Changing patterns and prognosis of infective endocarditis in childhood

Abstract
A retrospective study of 69 cases of infective endocarditis in 68 children (group I: 1971–1981; 34 children; group II: 1982–1992; 34 children) disclosed the following features: a moderate increase in the global incidence of infective endocarditis (0.5% of children hospitalized in paediatric cardiology units) and of its incidence in the very young (proportion of children less than 1 year of age: 9% in group I and 17% in group II); no rheumatic heart disease amongst predisposing heart diseases in children living in France; a major causal role of congenital heart diseases (72%), with an increasing incidence previous operation (group I:42%; group II: 56%); an increase in associated complex congenital heart diseases (group I: 11%; group II: 20%); no change in related mitral valve prolapse (5% in both groups); positive blood cultures in 76% of cases, with similar rates of Staphylococci (group I:27%; group II: 30%) and of unusual microorganisms (15% in both groups); a major diagnostic role for echocardiography (vegetations in group II: 64%). Complications occurred in 75% of cases in both groups (pulmonary or systemic emboli, mycotic aneurysms, valvar regurgitation), leading to heart failure in 29% of group I patients and in 32% of group II patients.
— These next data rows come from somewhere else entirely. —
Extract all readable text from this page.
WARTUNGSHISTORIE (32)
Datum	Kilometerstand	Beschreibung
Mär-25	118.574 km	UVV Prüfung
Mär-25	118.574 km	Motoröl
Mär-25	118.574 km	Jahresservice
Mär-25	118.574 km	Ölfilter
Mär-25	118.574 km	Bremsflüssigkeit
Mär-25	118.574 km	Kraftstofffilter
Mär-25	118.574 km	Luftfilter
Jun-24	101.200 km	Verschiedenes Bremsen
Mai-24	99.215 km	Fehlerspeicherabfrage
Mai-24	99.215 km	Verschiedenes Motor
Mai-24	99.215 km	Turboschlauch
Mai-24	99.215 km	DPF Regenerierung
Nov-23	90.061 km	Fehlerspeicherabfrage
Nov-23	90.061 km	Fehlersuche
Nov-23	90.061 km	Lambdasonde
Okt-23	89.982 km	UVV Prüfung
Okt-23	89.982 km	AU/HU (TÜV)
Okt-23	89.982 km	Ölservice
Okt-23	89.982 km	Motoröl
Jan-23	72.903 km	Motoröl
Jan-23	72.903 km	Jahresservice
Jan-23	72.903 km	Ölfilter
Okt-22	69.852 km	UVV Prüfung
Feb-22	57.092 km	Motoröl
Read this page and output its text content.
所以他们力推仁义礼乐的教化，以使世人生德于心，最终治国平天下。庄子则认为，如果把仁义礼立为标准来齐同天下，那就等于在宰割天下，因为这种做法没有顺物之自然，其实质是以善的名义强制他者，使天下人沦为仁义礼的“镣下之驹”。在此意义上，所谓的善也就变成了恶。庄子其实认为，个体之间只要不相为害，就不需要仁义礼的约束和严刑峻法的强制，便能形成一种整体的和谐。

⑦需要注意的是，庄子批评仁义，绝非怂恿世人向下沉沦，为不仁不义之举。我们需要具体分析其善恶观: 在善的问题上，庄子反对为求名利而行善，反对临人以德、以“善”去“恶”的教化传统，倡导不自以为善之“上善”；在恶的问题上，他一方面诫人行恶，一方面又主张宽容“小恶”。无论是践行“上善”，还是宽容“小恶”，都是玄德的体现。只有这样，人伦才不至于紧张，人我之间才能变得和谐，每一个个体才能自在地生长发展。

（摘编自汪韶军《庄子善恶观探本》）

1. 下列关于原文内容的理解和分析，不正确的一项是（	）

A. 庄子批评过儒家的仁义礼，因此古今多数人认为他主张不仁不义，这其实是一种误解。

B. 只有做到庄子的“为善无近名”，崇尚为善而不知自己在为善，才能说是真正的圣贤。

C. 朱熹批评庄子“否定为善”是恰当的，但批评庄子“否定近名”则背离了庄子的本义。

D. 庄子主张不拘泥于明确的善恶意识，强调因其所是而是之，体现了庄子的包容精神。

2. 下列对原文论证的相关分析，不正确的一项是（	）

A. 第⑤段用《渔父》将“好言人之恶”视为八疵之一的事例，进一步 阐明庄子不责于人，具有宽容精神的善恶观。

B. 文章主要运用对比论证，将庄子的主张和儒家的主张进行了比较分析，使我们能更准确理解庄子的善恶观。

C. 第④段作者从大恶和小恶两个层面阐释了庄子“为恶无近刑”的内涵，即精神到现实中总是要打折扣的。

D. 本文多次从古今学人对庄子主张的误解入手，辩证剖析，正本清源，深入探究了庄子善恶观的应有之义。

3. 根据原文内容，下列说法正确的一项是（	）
Mortality has decreased, from 12% in group I to 3% in group II, as a result of more frequent cardiovascular surgery (group I: II cases; group II: 15 cases), problems due to restrictive prostheses, and severe consequences: only 27% of group II children were cured without deterioration of their cardiac condition. These data confirm that the natural history of infective endocarditis has changed over the last two decades.